Let’s start with the basics. The structure of an atom. An atom is the smallest constituent of any element, like gold, or oxygen, or carbon. It’s the smallest piece that you can cut a silver leaf into, so that it is still silver. If you cut it into still smaller pieces, it would split up into protons, neutrons and electron, and it would no longer be silver.
An atom has a certain number of protons and neutrons clustered together in its centre, and a number of electrons orbiting around it. You can picture it like the planets orbiting around the sun. The protons have what we call a positive charge, and the electrons have a negative charge on them. The number of protons in an atom equals the number of electrons in it, so that the charges balance out and the whole unit which we call an atom has no charge on it.
The number of protons, electrons and neutrons in an atom determine whether the atom is a carbon atom, an iodine atom, or any other element.

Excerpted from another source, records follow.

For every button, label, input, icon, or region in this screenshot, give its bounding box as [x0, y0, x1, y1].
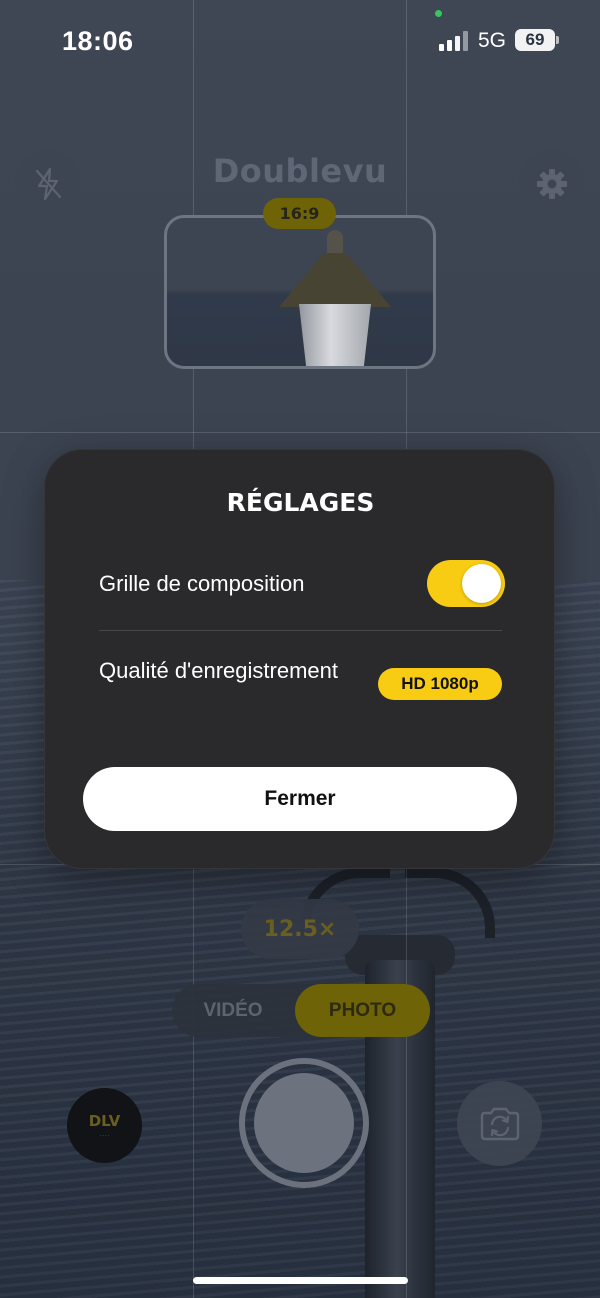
- quality-setting-label: Qualité d'enregistrement: [99, 658, 338, 683]
- lamp-roof: [279, 253, 391, 307]
- flip-camera-button[interactable]: [457, 1081, 542, 1166]
- gear-icon: [536, 168, 567, 199]
- camera-in-use-indicator: [435, 10, 442, 17]
- battery-level: 69: [525, 30, 545, 49]
- lamp-lantern: [299, 304, 371, 366]
- capture-mode-switch: VIDÉO PHOTO: [172, 984, 430, 1037]
- settings-modal: RÉGLAGES Grille de composition Qualité d…: [44, 449, 555, 869]
- quality-value-button[interactable]: HD 1080p: [378, 668, 502, 700]
- lamp-finial: [327, 230, 343, 256]
- divider: [99, 630, 502, 631]
- close-button[interactable]: Fermer: [83, 767, 517, 831]
- settings-button[interactable]: [518, 150, 585, 217]
- network-type: 5G: [478, 29, 507, 52]
- secondary-camera-preview[interactable]: [164, 215, 436, 369]
- signal-strength-icon: [439, 31, 469, 51]
- toggle-knob: [462, 564, 501, 603]
- grid-setting-label: Grille de composition: [99, 571, 305, 596]
- camera-flip-icon: [480, 1107, 519, 1140]
- app-title: Doublevu: [212, 152, 388, 190]
- gallery-button[interactable]: DLV ····: [67, 1088, 142, 1163]
- aspect-ratio-badge[interactable]: 16:9: [263, 198, 336, 229]
- mode-video-tab[interactable]: VIDÉO: [172, 984, 294, 1037]
- modal-title: RÉGLAGES: [226, 488, 375, 517]
- gallery-logo-text: DLV: [88, 1111, 121, 1130]
- composition-grid-line: [0, 432, 600, 433]
- battery-tip: [556, 36, 559, 44]
- shutter-button[interactable]: [254, 1073, 354, 1173]
- grid-toggle[interactable]: [427, 560, 505, 607]
- mode-photo-tab[interactable]: PHOTO: [295, 984, 430, 1037]
- gallery-logo-subtext: ····: [99, 1130, 110, 1140]
- zoom-level-button[interactable]: 12.5×: [241, 899, 359, 959]
- battery-icon: 69: [515, 29, 555, 51]
- home-indicator[interactable]: [193, 1277, 408, 1284]
- status-time: 18:06: [62, 26, 134, 56]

Electrons, if provided with the right amount of energy, can break free from their orbits and move away from the atom, leaving it with a net positive charge on it. This phenomenon lies at the base of why atoms combine to form molecules, and how electrolysis works to give batteries their charge.
So when you rub a plastic ruler against your hair, some of the electrons in your hair move to the ruler. Now if you bring the ruler near a few small pieces of paper lying on a table, the ruler attracts the paper. Why? Because a charged object attracts an oppositely charged object or a neutral object, so that it can neutralize or reduce its charge.
Static electricity explains why your hair sometimes stands on end when you comb it, or when you take off a hat. The strands of your hair all have the same charge, so they repel each other. This would not happen if your hair was wet or oily, or if the air around you was very humid. The water helps neutralize the charge using the surrounding air more quickly. Your comb would not attract bits of paper, and your hair would stay put. That is the basic principle behind preventing static charge. Provide a conducting medium that helps neutralize charges more quickly. This is how dryer sheets work to prevent lint from clinging to clothes.